Most modern day medicines have well-documented histories of use, misuse, development, and evolution. We have seen the evolution and use of aspirin, ibuprofen, and acetaminophen over the decades and centuries. However, the advent of anabolic steroids has been a recent one. We are still very much in the first century of anabolic agent use, and since much of its use occurs in gym lockers and not laboratories, a shroud of secrecy and mystery still surrounds it.
Steroids were first used in the 1930s. Scientists discovered they could give it to dogs to increase muscle mass.
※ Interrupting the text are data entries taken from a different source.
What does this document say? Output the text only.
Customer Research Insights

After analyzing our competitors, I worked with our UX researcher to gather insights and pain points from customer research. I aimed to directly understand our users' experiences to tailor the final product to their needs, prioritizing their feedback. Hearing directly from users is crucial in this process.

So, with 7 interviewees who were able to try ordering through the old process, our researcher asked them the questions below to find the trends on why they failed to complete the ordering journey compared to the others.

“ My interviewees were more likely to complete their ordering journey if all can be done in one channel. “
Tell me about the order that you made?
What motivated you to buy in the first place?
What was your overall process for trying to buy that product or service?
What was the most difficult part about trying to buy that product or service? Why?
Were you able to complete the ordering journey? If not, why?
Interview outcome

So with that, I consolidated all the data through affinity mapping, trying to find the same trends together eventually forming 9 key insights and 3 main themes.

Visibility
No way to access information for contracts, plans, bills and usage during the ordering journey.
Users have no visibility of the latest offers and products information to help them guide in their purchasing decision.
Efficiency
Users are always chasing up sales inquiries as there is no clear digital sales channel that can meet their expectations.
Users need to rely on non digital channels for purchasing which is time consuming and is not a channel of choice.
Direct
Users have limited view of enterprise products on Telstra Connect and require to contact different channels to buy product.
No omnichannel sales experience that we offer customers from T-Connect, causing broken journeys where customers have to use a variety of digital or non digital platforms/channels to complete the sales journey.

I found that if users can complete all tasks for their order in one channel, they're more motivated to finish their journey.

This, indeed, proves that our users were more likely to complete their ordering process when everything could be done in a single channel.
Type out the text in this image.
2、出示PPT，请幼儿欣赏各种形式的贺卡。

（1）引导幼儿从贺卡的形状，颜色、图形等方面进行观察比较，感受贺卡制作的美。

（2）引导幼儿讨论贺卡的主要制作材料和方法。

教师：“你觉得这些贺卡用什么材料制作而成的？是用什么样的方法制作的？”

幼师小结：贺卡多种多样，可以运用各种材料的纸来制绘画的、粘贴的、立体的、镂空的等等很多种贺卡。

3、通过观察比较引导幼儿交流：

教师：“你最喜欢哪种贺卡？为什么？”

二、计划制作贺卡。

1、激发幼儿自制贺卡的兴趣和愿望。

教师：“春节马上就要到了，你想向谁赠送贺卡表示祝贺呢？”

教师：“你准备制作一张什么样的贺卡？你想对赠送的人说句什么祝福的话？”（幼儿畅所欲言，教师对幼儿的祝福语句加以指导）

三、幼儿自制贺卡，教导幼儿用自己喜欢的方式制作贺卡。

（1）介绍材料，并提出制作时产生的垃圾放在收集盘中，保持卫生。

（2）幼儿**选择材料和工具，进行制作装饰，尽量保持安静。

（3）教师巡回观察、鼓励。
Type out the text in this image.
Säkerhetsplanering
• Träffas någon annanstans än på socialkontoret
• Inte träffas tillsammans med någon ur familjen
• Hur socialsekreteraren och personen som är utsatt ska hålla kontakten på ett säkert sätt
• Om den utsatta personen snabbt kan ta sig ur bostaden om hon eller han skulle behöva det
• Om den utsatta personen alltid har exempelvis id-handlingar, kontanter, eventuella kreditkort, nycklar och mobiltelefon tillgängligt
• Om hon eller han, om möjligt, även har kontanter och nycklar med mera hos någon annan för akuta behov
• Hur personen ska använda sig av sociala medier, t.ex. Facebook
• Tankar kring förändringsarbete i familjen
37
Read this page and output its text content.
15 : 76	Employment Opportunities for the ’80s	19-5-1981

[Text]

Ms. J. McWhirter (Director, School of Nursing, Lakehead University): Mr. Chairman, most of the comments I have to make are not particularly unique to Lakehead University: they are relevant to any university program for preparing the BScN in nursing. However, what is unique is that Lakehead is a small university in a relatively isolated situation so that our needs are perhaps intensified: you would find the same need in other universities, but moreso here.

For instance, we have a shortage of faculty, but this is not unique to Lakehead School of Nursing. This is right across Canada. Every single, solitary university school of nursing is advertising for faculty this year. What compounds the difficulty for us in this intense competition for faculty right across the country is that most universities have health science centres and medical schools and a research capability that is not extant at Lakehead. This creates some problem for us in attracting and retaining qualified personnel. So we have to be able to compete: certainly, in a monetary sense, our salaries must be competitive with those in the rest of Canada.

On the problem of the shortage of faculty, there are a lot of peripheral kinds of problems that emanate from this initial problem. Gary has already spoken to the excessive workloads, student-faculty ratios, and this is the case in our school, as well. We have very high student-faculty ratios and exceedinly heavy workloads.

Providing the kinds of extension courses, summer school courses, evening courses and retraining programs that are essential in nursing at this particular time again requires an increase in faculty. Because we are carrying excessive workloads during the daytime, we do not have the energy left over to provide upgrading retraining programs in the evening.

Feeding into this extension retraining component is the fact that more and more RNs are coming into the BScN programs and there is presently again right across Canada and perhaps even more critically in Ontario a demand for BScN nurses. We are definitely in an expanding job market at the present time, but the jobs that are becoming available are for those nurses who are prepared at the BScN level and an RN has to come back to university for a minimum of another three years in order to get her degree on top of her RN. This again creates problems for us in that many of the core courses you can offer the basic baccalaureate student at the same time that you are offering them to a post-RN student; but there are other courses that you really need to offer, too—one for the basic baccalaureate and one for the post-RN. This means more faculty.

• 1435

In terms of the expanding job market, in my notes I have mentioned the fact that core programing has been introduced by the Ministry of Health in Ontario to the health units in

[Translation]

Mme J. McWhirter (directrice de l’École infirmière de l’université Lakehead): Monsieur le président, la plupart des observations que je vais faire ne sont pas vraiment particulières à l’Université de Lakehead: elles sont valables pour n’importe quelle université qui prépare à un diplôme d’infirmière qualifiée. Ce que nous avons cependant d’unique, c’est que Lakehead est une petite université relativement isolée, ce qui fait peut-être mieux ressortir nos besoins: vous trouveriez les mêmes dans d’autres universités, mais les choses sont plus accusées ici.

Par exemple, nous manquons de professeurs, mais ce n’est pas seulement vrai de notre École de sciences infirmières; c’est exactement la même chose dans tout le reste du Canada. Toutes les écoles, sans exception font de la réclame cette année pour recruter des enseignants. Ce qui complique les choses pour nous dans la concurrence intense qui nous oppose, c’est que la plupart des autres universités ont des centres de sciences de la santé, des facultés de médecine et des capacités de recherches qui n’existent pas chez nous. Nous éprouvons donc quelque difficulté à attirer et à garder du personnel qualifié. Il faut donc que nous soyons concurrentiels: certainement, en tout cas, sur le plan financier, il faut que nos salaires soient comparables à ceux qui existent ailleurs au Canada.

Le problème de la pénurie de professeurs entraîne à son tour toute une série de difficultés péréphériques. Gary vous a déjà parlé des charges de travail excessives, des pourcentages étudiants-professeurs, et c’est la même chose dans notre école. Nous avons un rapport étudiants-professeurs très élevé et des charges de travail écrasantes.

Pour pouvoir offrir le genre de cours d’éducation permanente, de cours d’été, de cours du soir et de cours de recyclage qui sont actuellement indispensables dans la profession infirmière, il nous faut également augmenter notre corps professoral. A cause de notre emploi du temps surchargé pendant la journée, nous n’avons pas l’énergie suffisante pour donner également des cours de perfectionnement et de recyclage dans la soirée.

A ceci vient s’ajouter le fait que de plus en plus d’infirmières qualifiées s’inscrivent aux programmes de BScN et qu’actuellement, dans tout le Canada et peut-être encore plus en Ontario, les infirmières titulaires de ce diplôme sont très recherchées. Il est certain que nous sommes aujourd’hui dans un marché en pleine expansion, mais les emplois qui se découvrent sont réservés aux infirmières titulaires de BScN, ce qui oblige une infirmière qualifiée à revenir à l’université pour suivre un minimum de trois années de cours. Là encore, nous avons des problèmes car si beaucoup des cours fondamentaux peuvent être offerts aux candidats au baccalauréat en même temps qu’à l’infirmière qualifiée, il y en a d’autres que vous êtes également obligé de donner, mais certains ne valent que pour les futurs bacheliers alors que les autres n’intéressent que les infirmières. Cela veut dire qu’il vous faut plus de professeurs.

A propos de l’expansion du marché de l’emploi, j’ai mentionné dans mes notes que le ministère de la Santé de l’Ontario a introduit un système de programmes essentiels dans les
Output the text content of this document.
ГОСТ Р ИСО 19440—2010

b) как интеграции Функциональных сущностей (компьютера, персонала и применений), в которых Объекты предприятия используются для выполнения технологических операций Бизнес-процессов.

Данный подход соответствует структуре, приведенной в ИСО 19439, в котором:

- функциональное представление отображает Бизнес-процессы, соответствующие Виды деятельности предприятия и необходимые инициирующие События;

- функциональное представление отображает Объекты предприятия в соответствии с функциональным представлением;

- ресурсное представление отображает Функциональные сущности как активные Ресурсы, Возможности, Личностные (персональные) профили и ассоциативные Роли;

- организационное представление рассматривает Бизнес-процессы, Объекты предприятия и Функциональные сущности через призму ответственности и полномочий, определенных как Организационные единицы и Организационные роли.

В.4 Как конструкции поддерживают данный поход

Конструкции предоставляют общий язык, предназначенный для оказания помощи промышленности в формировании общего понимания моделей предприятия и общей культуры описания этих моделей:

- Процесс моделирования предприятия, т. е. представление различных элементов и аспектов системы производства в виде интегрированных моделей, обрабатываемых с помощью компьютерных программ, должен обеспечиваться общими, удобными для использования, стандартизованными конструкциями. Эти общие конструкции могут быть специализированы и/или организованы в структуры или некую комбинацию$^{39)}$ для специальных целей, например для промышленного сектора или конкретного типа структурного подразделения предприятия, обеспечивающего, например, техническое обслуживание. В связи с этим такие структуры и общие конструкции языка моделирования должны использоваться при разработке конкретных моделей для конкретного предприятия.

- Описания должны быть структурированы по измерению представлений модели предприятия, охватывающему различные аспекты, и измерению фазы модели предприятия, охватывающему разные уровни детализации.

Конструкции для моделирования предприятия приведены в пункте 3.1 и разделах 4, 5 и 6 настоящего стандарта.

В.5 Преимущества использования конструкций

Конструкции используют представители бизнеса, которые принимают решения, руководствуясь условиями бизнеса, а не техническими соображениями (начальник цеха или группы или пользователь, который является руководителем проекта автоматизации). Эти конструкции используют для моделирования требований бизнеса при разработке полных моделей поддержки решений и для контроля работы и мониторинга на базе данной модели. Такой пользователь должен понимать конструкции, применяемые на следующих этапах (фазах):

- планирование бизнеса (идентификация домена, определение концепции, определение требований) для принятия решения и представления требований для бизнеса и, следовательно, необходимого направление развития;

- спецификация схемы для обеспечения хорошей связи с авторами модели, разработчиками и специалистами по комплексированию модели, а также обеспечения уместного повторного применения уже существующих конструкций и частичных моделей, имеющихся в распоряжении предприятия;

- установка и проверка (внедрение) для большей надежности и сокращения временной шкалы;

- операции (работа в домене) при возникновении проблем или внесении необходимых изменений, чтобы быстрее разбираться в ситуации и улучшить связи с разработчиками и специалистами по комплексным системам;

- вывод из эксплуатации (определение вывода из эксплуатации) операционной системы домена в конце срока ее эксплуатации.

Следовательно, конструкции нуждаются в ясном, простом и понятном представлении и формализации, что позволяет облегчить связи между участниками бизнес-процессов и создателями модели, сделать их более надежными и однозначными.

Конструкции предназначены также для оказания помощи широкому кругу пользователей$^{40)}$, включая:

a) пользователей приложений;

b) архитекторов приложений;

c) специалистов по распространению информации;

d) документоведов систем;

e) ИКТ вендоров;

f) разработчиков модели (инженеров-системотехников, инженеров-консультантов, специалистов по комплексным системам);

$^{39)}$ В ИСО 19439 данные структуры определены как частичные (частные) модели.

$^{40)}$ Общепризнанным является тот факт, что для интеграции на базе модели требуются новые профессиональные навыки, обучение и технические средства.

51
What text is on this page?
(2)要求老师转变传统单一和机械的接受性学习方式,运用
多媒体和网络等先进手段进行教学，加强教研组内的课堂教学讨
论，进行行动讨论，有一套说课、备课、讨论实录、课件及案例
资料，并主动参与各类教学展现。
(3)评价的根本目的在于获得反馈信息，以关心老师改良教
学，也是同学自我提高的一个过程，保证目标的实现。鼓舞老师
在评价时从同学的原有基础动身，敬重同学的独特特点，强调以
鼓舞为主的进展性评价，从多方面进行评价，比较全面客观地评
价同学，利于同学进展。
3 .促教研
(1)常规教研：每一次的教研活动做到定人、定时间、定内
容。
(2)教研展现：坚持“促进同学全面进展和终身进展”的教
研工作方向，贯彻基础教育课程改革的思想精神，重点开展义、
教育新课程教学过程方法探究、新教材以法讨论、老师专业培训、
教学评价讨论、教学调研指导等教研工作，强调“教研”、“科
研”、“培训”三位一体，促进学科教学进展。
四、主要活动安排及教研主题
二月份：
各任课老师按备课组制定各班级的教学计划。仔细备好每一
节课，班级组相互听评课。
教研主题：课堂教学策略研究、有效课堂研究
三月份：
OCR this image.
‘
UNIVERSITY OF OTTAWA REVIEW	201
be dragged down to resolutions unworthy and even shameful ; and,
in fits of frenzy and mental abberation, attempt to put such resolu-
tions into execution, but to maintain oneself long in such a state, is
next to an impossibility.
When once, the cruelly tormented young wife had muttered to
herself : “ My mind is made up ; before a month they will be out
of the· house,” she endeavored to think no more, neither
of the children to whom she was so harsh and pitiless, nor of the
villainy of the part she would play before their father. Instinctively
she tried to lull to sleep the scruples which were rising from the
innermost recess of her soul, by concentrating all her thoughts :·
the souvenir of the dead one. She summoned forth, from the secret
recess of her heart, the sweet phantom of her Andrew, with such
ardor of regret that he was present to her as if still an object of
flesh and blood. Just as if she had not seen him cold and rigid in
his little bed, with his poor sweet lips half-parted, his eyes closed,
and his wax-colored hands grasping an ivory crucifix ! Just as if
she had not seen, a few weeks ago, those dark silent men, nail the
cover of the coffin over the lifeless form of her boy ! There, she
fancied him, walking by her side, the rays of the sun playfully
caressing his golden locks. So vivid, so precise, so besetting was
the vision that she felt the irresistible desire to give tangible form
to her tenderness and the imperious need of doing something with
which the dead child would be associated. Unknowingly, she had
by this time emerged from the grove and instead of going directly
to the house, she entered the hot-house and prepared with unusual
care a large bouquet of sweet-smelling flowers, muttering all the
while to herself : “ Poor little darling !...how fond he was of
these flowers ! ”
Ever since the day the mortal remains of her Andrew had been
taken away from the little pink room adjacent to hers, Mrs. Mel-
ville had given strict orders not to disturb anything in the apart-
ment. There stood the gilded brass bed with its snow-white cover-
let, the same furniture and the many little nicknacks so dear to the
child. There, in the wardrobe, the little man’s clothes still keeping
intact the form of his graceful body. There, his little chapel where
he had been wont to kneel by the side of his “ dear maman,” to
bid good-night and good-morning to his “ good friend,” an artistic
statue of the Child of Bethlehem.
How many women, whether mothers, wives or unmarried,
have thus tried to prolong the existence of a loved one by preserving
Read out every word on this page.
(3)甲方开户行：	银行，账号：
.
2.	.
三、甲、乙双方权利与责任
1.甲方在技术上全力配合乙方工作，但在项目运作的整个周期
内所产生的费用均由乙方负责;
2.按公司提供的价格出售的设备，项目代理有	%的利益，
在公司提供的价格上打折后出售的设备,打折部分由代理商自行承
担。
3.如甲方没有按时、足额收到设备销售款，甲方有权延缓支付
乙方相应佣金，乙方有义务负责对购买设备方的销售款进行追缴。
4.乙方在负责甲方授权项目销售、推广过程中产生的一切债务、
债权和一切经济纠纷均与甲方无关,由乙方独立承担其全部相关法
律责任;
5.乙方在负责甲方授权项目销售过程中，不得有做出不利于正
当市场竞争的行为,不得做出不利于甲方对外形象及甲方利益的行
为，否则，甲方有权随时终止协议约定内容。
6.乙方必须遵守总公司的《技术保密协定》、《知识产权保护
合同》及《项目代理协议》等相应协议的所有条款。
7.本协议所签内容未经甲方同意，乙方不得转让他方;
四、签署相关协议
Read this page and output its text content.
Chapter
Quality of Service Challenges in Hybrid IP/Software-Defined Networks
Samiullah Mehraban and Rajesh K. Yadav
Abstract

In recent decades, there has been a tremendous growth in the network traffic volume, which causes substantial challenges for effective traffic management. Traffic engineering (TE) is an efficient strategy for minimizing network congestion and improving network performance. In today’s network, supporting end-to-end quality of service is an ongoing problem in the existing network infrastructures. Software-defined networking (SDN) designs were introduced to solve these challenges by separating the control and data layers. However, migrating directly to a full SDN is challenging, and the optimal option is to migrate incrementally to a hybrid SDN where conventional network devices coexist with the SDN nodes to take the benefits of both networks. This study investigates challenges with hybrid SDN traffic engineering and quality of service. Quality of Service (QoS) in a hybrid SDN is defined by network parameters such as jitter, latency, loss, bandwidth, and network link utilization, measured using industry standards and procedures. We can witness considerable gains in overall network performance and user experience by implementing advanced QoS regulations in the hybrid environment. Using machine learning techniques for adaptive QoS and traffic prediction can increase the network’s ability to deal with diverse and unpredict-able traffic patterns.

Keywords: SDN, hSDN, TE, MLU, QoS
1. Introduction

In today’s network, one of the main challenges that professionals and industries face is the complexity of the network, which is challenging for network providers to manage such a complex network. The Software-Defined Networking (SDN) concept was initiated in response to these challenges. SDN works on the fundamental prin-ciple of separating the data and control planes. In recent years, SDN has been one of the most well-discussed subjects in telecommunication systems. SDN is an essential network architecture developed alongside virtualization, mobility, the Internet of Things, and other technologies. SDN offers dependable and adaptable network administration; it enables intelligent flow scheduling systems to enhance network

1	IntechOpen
As World War II spread across Europe, Hitler gave his troops many drugs, including amphetamines and anabolic steroids, to improve their battlefield performance, aggressiveness, and durability.
As the world found peace 15 years later and world efforts returned to domestic growth (and not war), scientists began to use information garnered from the battlefield in the laboratory as well. In the 1950s, competitive governments pioneered the use of steroids in high-level athletes for Olympia competition. While it was still disputed publicly whether animal drugs or artificial hormones could benefit humans without great toxicity, privately governments were pumping their athletes full of compounds so that they could win gold medals at the Games.
Word-of-mouth spread, and soon it wasn’t just the top athletes that were using drugs. In the 1960s and 1970s, there was a rash of steroid use in college sports as these unregulated and understudied compounds were taken by the handful by naive athletes looking for an edge. As many as a quarter of college athletes polled admitted to steroid use in this period, a time when other drugs were very loosely regulated as well, and experimentation was something that many college kids did.
Today, thanks to the stricter laws and import policies, it’s much harder for athletes to secure steroids in the first place. It used to be that simple orals were available in most gyms of pharmacies. Today, they are highly controlled substances, and ordering them involves an overseas transaction with risk of having two dozen DEA agents kicking down your door. While the motivation may be there in the form of bigger bucks for successful athletic performance, the drugs are not as available as they were historically.
What does the future hold for steroids? Within the next ten to fifteen years, it’s likely that non-anabolic compounds will arrive without the side effects of today’s steroids. When this happens, steroid use might once again jump at a rate not seen since the 1960s. Time will tell.